Наконец в каждом двустишии есть своя антитеза: в первом — за быстрым, громким стихом ў«уронив... разбила») следует стих, дающий картину неподвижности, молчания («печальна сидит»). Во втором двустишии громкое восклицание вначале: «Чудо!» — и изображение движения текущей воды («не сякнет... изливаясь») сменяется стихом, заключающим в себе синтетический образ движения и неподвижности:

Дева, над вечной струей, вечно печальна сидит.

Вся эта сложная и богатая ткань соответствий и противопоставлений, частью действующих в одном направлении, частью противоречащих друг другу, напоминает по своей структуре и по своему действию сложную многоголосную контрапунктическую музыку, где голоса звучат то вместе, то расходятся, каждый ведет свою самостоятельную мелодию, и все вместе сливаются в единое художественное построение.

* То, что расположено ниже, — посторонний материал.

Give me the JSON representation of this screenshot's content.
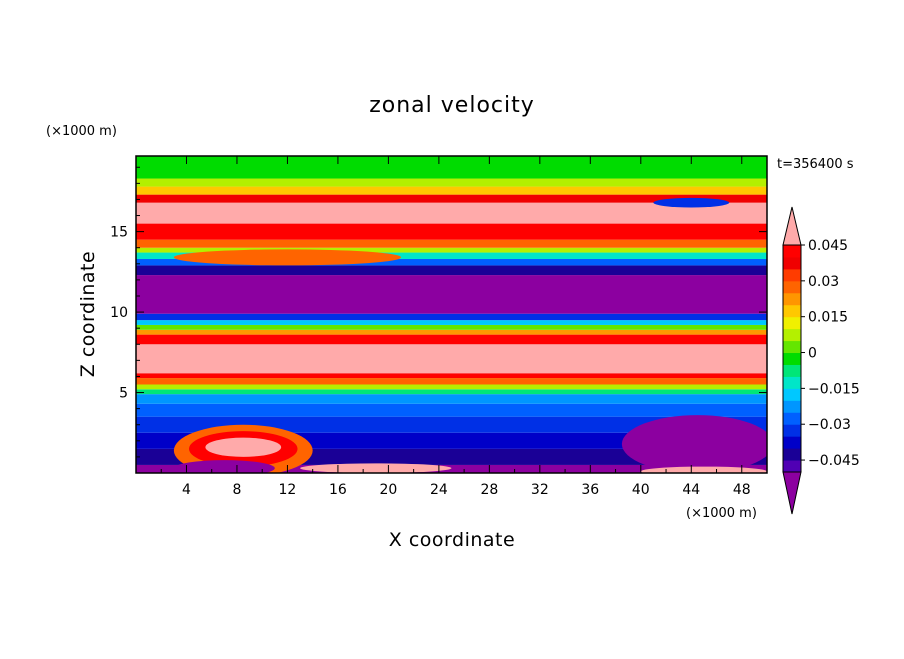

При разборе этого стихотворения пришлось говорить о таких предметах, которые почти что не разработаны в науке — отсутствует классификация, не установлена терминология, не выявлены даже точно пределы области данных явлений. Сюда относится чисто звуковая сторона стиха, а также те явления стиха, которые дают повод говорить о «громком» или «нежном» «тихом» стихе, о быстром или медленном, о более или менее весомом стихе, части стиха, части стихотворения. Все эти обозначения крайне расплывчаты и заведомо метафоричны. Конечно, в прямом смысле стих сам по себе не может быть ни тихим, ни громким, ни быстрым, ни медленным — таким может быть только чтение этого стиха, декламация его.

Все же приходится употреблять подобные неточные выражения, рискуя впасть в дилетантизм: оставить вовсе без рассмотрения соответствующие явления — значит совершенно обесплодить стиховедческую науку, превратить ее в сухое, формалистическое переливание из пустого в порожнее. Ведь все то, что в стихе связывает «форму» со «смыслом», делает форму «выразительной», все это относится именно к области, почти вовсе не разработанной и являющейся удобной поживой для всяческого импрессионистического дилетантизма. Следует все же пытаться пробивать научные пути в этой области, работая осторожно и серьезно. Надо только иметь в виду, что все изыскания из-за отсутствия в настоящее время какого бы то ни было сравнительного материала остаются только разрозненными наблюдениями.

Трудно даже установить, свойственно ли это такому роду произведений Пушкина, или же творчеству Пушкина в целом, или же данному поэтическому стилю эпохи, или, наконец, поэзии вообще. Настоящее время есть только время собирания материалов, наблюдений и нащупывания путей их разработки44.